Dans ce paysage, la jeunesse de Passia devient un acteur para-institutionnel. Ses opérations de nettoyage constituent un service public de substitution et un rappel discret que la gouvernance environnementale ne saurait se limiter à un décret sans mise en œuvre. L’enjeu, pour le préfet du Niari, est de transformer cette mobilisation en relais pérenne plutôt qu’en événement ponctuel voué à l’essoufflement.
Perspectives régionales et agenda des ODD
L’assainissement des berges de la Yordane résonne au-delà des frontières congolaises. Le bassin transfrontalier Niari-Nyanga, partagé avec le Gabon voisin, reste vulnérable à la déforestation et à la pollution minière diffuse. En alignant son action sur l’Objectif de développement durable 6 (eau propre et assainissement) et sur l’ODD 11 (villes durables), Mbinda pourrait capter l’attention de la Commission du bassin du Congo, qui cherche des projets démonstrateurs à petite échelle.

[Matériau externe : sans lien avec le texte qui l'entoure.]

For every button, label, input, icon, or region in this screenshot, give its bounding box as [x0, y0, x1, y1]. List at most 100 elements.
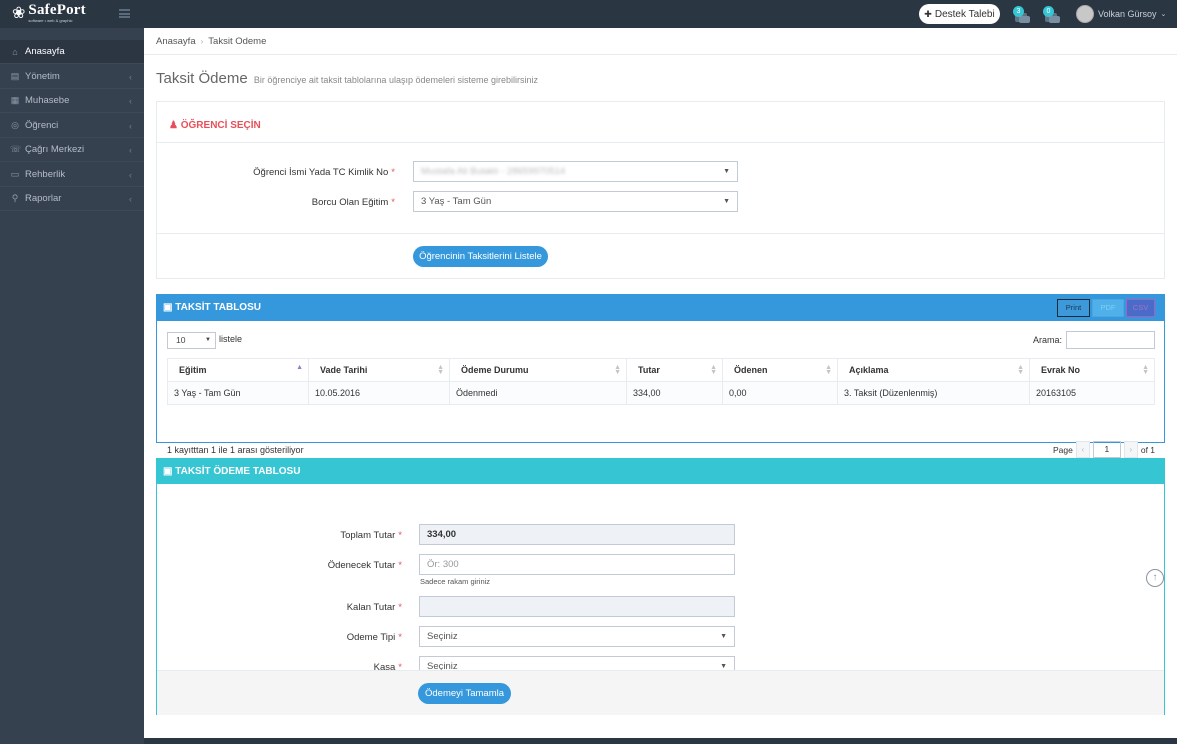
search-input[interactable] — [1066, 331, 1155, 349]
scroll-to-top-icon[interactable]: ↑ — [1146, 569, 1164, 587]
page-title: Taksit Ödeme Bir öğrenciye ait taksit ta… — [156, 70, 538, 87]
sidebar: ⌂ Anasayfa ▤ Yönetim ‹ ▦ Muhasebe ‹ ◎ Öğ… — [0, 28, 144, 744]
menu-toggle-icon[interactable] — [119, 9, 130, 18]
sort-icon: ▲ ▼ — [614, 364, 621, 376]
education-select-value: 3 Yaş - Tam Gün — [421, 196, 492, 207]
sort-asc-icon: ▲ — [296, 364, 303, 371]
money-icon: ▣ — [163, 302, 173, 313]
avatar — [1076, 5, 1094, 23]
page-number-input[interactable]: 1 — [1092, 441, 1121, 458]
table-row[interactable]: 3 Yaş - Tam Gün 10.05.2016 Ödenmedi 334,… — [167, 381, 1155, 405]
column-header-vade-tarihi[interactable]: Vade Tarihi ▲ ▼ — [308, 358, 450, 382]
student-select[interactable]: Mustafa Ali Bulaklı - 28659970514 ▼ — [413, 161, 738, 182]
required-marker: * — [391, 197, 395, 208]
sidebar-item-label: Muhasebe — [25, 95, 70, 106]
home-icon: ⌂ — [12, 46, 18, 57]
caret-down-icon: ▼ — [723, 198, 730, 205]
csv-button[interactable]: CSV — [1126, 299, 1155, 317]
user-menu[interactable]: Volkan Gürsoy ⌄ — [1076, 5, 1166, 23]
sidebar-item-label: Çağrı Merkezi — [25, 144, 85, 155]
sidebar-item-ogrenci[interactable]: ◎ Öğrenci ‹ — [0, 114, 144, 138]
divider — [157, 142, 1164, 143]
column-header-evrak-no[interactable]: Evrak No ▲ ▼ — [1029, 358, 1155, 382]
lotus-logo-icon: ❀ — [12, 5, 26, 22]
chevron-down-icon: ⌄ — [1160, 11, 1167, 18]
call-center-icon: ☏ — [10, 144, 22, 154]
logo-name: SafePort — [28, 2, 86, 18]
payment-type-select[interactable]: Seçiniz ▼ — [419, 626, 735, 647]
page-length-value: 10 — [176, 335, 186, 345]
column-header-odenen[interactable]: Ödenen ▲ ▼ — [722, 358, 838, 382]
user-icon: ♟ — [169, 120, 178, 131]
payment-panel: ▣ TAKSİT ÖDEME TABLOSU Toplam Tutar * 334… — [156, 458, 1165, 715]
divider — [144, 54, 1177, 55]
required-marker: * — [398, 560, 402, 571]
column-header-label: Ödeme Durumu — [461, 365, 529, 375]
breadcrumb-home[interactable]: Anasayfa — [156, 36, 196, 47]
divider — [157, 233, 1164, 234]
sort-icon: ▲ ▼ — [825, 364, 832, 376]
breadcrumb: Anasayfa › Taksit Odeme — [156, 36, 266, 47]
student-field-label: Öğrenci İsmi Yada TC Kimlik No * — [207, 167, 395, 178]
money-icon: ▣ — [163, 466, 173, 477]
breadcrumb-current: Taksit Odeme — [208, 36, 267, 47]
sidebar-item-label: Yönetim — [25, 71, 60, 82]
column-header-aciklama[interactable]: Açıklama ▲ ▼ — [837, 358, 1030, 382]
table-cell: Ödenmedi — [449, 381, 627, 405]
chevron-left-icon: ‹ — [129, 144, 132, 155]
app-logo[interactable]: ❀ SafePort software • web & graphic — [12, 3, 86, 23]
sidebar-item-raporlar[interactable]: ⚲ Raporlar ‹ — [0, 187, 144, 211]
student-select-title-text: ÖĞRENCİ SEÇİN — [180, 120, 261, 131]
table-cell: 0,00 — [722, 381, 838, 405]
payment-panel-title: TAKSİT ÖDEME TABLOSU — [175, 466, 301, 477]
student-select-value: Mustafa Ali Bulaklı - 28659970514 — [421, 166, 566, 177]
remaining-amount-field — [419, 596, 735, 617]
prev-page-button[interactable]: ‹ — [1075, 441, 1090, 458]
sidebar-item-anasayfa[interactable]: ⌂ Anasayfa — [0, 40, 144, 64]
reports-icon: ⚲ — [11, 193, 19, 203]
total-amount-field: 334,00 — [419, 524, 735, 545]
education-field-label: Borcu Olan Eğitim * — [207, 197, 395, 208]
column-header-tutar[interactable]: Tutar ▲ ▼ — [626, 358, 723, 382]
required-marker: * — [398, 602, 402, 613]
education-select[interactable]: 3 Yaş - Tam Gün ▼ — [413, 191, 738, 212]
sidebar-item-yonetim[interactable]: ▤ Yönetim ‹ — [0, 65, 144, 89]
column-header-label: Eğitim — [179, 365, 207, 375]
guidance-icon: ▭ — [10, 169, 20, 179]
page-length-suffix: listele — [219, 334, 243, 344]
top-navbar: ❀ SafePort software • web & graphic ✚ De… — [0, 0, 1177, 28]
remaining-amount-label-text: Kalan Tutar — [346, 602, 396, 613]
page-title-text: Taksit Ödeme — [156, 70, 248, 87]
column-header-label: Tutar — [638, 365, 660, 375]
complete-payment-button[interactable]: Ödemeyi Tamamla — [418, 683, 511, 704]
main-content: Anasayfa › Taksit Odeme Taksit Ödeme Bir ö… — [144, 28, 1177, 738]
column-header-odeme-durumu[interactable]: Ödeme Durumu ▲ ▼ — [449, 358, 627, 382]
lifebuoy-icon: ✚ — [924, 8, 932, 19]
sort-icon: ▲ ▼ — [710, 364, 717, 376]
sidebar-item-rehberlik[interactable]: ▭ Rehberlik ‹ — [0, 163, 144, 187]
messages-notification[interactable]: 3 — [1013, 6, 1033, 24]
sidebar-item-label: Anasayfa — [25, 46, 65, 57]
pdf-button[interactable]: PDF — [1092, 299, 1124, 317]
installment-table-header: ▣ TAKSİT TABLOSU — [157, 295, 1164, 321]
list-installments-button[interactable]: Öğrencinin Taksitlerini Listele — [413, 246, 548, 267]
chat-notification[interactable]: 0 — [1043, 6, 1063, 24]
payment-panel-footer: Ödemeyi Tamamla — [157, 670, 1164, 715]
next-page-button[interactable]: › — [1123, 441, 1138, 458]
print-button[interactable]: Print — [1057, 299, 1090, 317]
page-length-select[interactable]: 10 ▼ — [167, 332, 216, 349]
page-footer — [144, 738, 1177, 744]
sidebar-item-cagri-merkezi[interactable]: ☏ Çağrı Merkezi ‹ — [0, 138, 144, 162]
user-name: Volkan Gürsoy — [1098, 9, 1157, 19]
column-header-egitim[interactable]: Eğitim ▲ — [167, 358, 309, 382]
installment-table-title: TAKSİT TABLOSU — [175, 302, 261, 313]
sidebar-item-label: Raporlar — [25, 193, 62, 204]
pay-amount-input[interactable]: Ör: 300 — [419, 554, 735, 575]
notification-badge: 3 — [1013, 6, 1024, 17]
sidebar-item-muhasebe[interactable]: ▦ Muhasebe ‹ — [0, 89, 144, 113]
page-subtitle: Bir öğrenciye ait taksit tablolarına ula… — [253, 75, 538, 85]
support-request-button[interactable]: ✚ Destek Talebi — [919, 4, 1000, 24]
required-marker: * — [398, 632, 402, 643]
column-header-label: Evrak No — [1041, 365, 1081, 375]
caret-down-icon: ▼ — [723, 168, 730, 175]
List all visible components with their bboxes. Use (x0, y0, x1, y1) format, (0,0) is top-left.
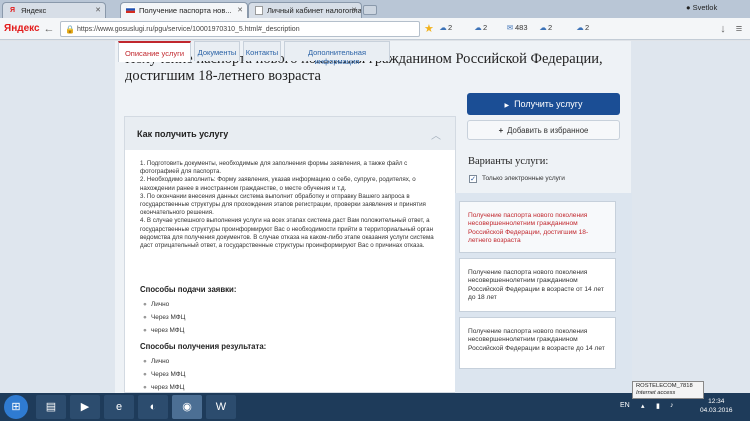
explorer-icon[interactable]: ▤ (36, 395, 66, 419)
add-favorite-button[interactable]: + Добавить в избранное (467, 120, 620, 140)
cloud-icon: ☁ (539, 23, 547, 32)
weather-widget[interactable]: ☁2 (575, 23, 589, 32)
back-arrow-icon[interactable]: ← (42, 22, 56, 36)
description-panel: Как получить услугу ︿ 1. Подготовить док… (124, 116, 456, 393)
firefox-icon[interactable]: ◉ (172, 395, 202, 419)
mail-widget[interactable]: ✉ 483 (505, 23, 528, 32)
step-text: 2. Необходимо заполнить: Форму заявления… (140, 176, 416, 192)
tab-documents[interactable]: Документы (194, 41, 240, 61)
close-icon[interactable]: ✕ (237, 6, 243, 14)
variants-title: Варианты услуги: (468, 156, 549, 167)
browser-tab-label: Получение паспорта нов... (139, 6, 232, 15)
network-tooltip: ROSTELECOM_7818 Internet access (632, 381, 704, 399)
tab-additional-info[interactable]: Дополнительная информация (284, 41, 390, 66)
media-player-icon[interactable]: ▶ (70, 395, 100, 419)
weather-widget[interactable]: ☁2 (538, 23, 552, 32)
tab-contacts[interactable]: Контакты (243, 41, 281, 61)
cloud-icon: ☁ (474, 23, 482, 32)
windows-start-button[interactable]: ⊞ (4, 395, 28, 419)
result-methods-title: Способы получения результата: (140, 342, 267, 351)
tray-up-arrow-icon[interactable]: ▴ (641, 402, 645, 410)
list-item: ● через МФЦ (143, 327, 185, 334)
mail-icon: ✉ (506, 23, 514, 32)
weather-widget[interactable]: ☁2 (473, 23, 487, 32)
language-indicator[interactable]: EN (620, 402, 630, 409)
plus-icon: + (498, 126, 504, 135)
electronic-only-checkbox[interactable]: ✓ (469, 175, 477, 183)
browser-tab-passport[interactable]: Получение паспорта нов... ✕ (120, 2, 248, 18)
browser-brand-logo[interactable]: Яндекс (4, 23, 40, 34)
cloud-icon: ☁ (439, 23, 447, 32)
browser-nav-bar: Яндекс ← 🔒 https://www.gosuslugi.ru/pgu/… (0, 18, 750, 40)
address-bar[interactable]: 🔒 https://www.gosuslugi.ru/pgu/service/1… (60, 21, 420, 37)
clock-date: 04.03.2016 (700, 407, 733, 414)
tooltip-status: Internet access (636, 390, 676, 396)
electronic-only-label[interactable]: Только электронные услуги (482, 175, 565, 182)
cloud-icon: ☁ (576, 23, 584, 32)
list-item: ● Лично (143, 301, 170, 308)
tooltip-network-name: ROSTELECOM_7818 (636, 383, 693, 389)
document-favicon-icon (254, 6, 263, 15)
weather-widget[interactable]: ☁2 (438, 23, 452, 32)
download-icon[interactable]: ↓ (716, 22, 730, 36)
submit-methods-title: Способы подачи заявки: (140, 285, 237, 294)
clock-time: 12:34 (708, 398, 725, 405)
bullet-icon: ● (143, 371, 147, 378)
variant-card-under-14[interactable]: Получение паспорта нового поколения несо… (459, 317, 616, 369)
new-tab-button[interactable] (363, 5, 377, 15)
step-text: 4. В случае успешного выполнения услуги … (140, 217, 434, 250)
browser-profile[interactable]: ● Svetlok (686, 3, 717, 12)
bullet-icon: ● (143, 327, 147, 334)
browser-tab-yandex[interactable]: Я Яндекс ✕ (2, 2, 106, 18)
web-page: Получение паспорта нового поколения граж… (0, 41, 750, 393)
lock-icon: 🔒 (65, 25, 75, 34)
russian-flag-icon (125, 5, 136, 15)
list-item: ● через МФЦ (143, 384, 185, 391)
word-icon[interactable]: W (206, 395, 236, 419)
variant-card-adult[interactable]: Получение паспорта нового поколения несо… (459, 201, 616, 253)
bullet-icon: ● (143, 314, 147, 321)
internet-explorer-icon[interactable]: e (104, 395, 134, 419)
address-bar-url: https://www.gosuslugi.ru/pgu/service/100… (77, 26, 300, 33)
browser-tab-tax-cabinet[interactable]: Личный кабинет налогопла... ✕ (248, 2, 362, 18)
step-text: 3. По окончании внесения данных система … (140, 192, 426, 217)
steps-list: 1. Подготовить документы, необходимые дл… (140, 160, 445, 250)
section-header[interactable]: Как получить услугу ︿ (125, 117, 455, 150)
bullet-icon: ● (143, 358, 147, 365)
close-icon[interactable]: ✕ (95, 6, 101, 14)
play-arrow-icon: ▶ (504, 103, 510, 109)
variant-card-14-18[interactable]: Получение паспорта нового поколения несо… (459, 258, 616, 312)
get-service-button[interactable]: ▶ Получить услугу (467, 93, 620, 115)
menu-icon[interactable]: ≡ (732, 22, 746, 36)
list-item: ● Лично (143, 358, 170, 365)
list-item: ● Через МФЦ (143, 371, 186, 378)
step-text: 1. Подготовить документы, необходимые дл… (140, 160, 408, 176)
bullet-icon: ● (143, 301, 147, 308)
close-icon[interactable]: ✕ (351, 6, 357, 14)
chevron-up-icon[interactable]: ︿ (431, 127, 441, 142)
user-icon: ● (686, 3, 691, 12)
tab-description[interactable]: Описание услуги (118, 41, 191, 62)
browser-tab-label: Личный кабинет налогопла... (267, 6, 362, 15)
section-title: Как получить услугу (137, 129, 229, 139)
list-item: ● Через МФЦ (143, 314, 186, 321)
system-clock[interactable]: 12:34 04.03.2016 (700, 397, 733, 415)
browser-tab-bar: Я Яндекс ✕ Получение паспорта нов... ✕ Л… (0, 0, 750, 18)
network-icon[interactable]: ▮ (656, 402, 660, 410)
volume-icon[interactable]: ♪ (670, 402, 674, 409)
yandex-favicon-icon: Я (9, 7, 16, 14)
bookmark-star-icon[interactable]: ★ (424, 22, 434, 35)
app-icon[interactable]: ◐ (138, 395, 168, 419)
browser-tab-label: Яндекс (21, 6, 47, 15)
bullet-icon: ● (143, 384, 147, 391)
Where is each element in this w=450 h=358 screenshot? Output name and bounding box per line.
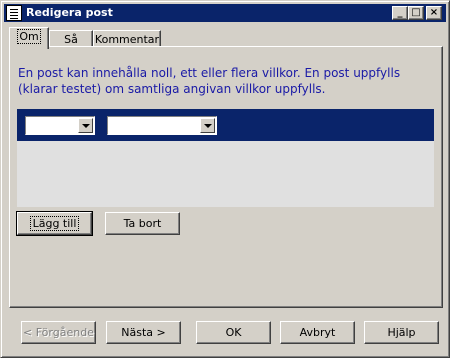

Le maire, Denis Nganga, admet « sonder des partenariats avec l’Agence nationale de l’environnement gabonaise afin de bâtir un corridor écologique autour de la Yordane ». Le projet, encore embryonnaire, témoigne toutefois d’une nouvelle grammaire où les collectivités rurales entendent dialoguer d’égal à égal avec les organismes internationaux.
Vers une diplomatie de l’eau au niveau communautaire
Au terme de dix jours d’effort, les rives de la Yordane dévoilent des bancs de sable oubliés et une eau moins trouble. Mais l’image la plus marquante reste celle d’adolescents, bottes de pêche aux pieds, évoquant dans un même souffle le paludisme, la biodiversité et la souveraineté alimentaire. Leur discours, s’il paraît improvisé, reflète l’émergence d’une véritable diplomatie communautaire de l’eau, capable de court-circuiter l’inertie administrative.
Le défi pour Mbinda est désormais double : consolider la démarche dans le temps et l’articuler à un plaidoyer structuré auprès des bailleurs. La réussite ou l’échec de cette entreprise dira beaucoup de la capacité des territoires post-industriels d’Afrique centrale à réinventer leur avenir en misant sur le capital humain, bien avant l’arrivée hypothétique de nouveaux investisseurs.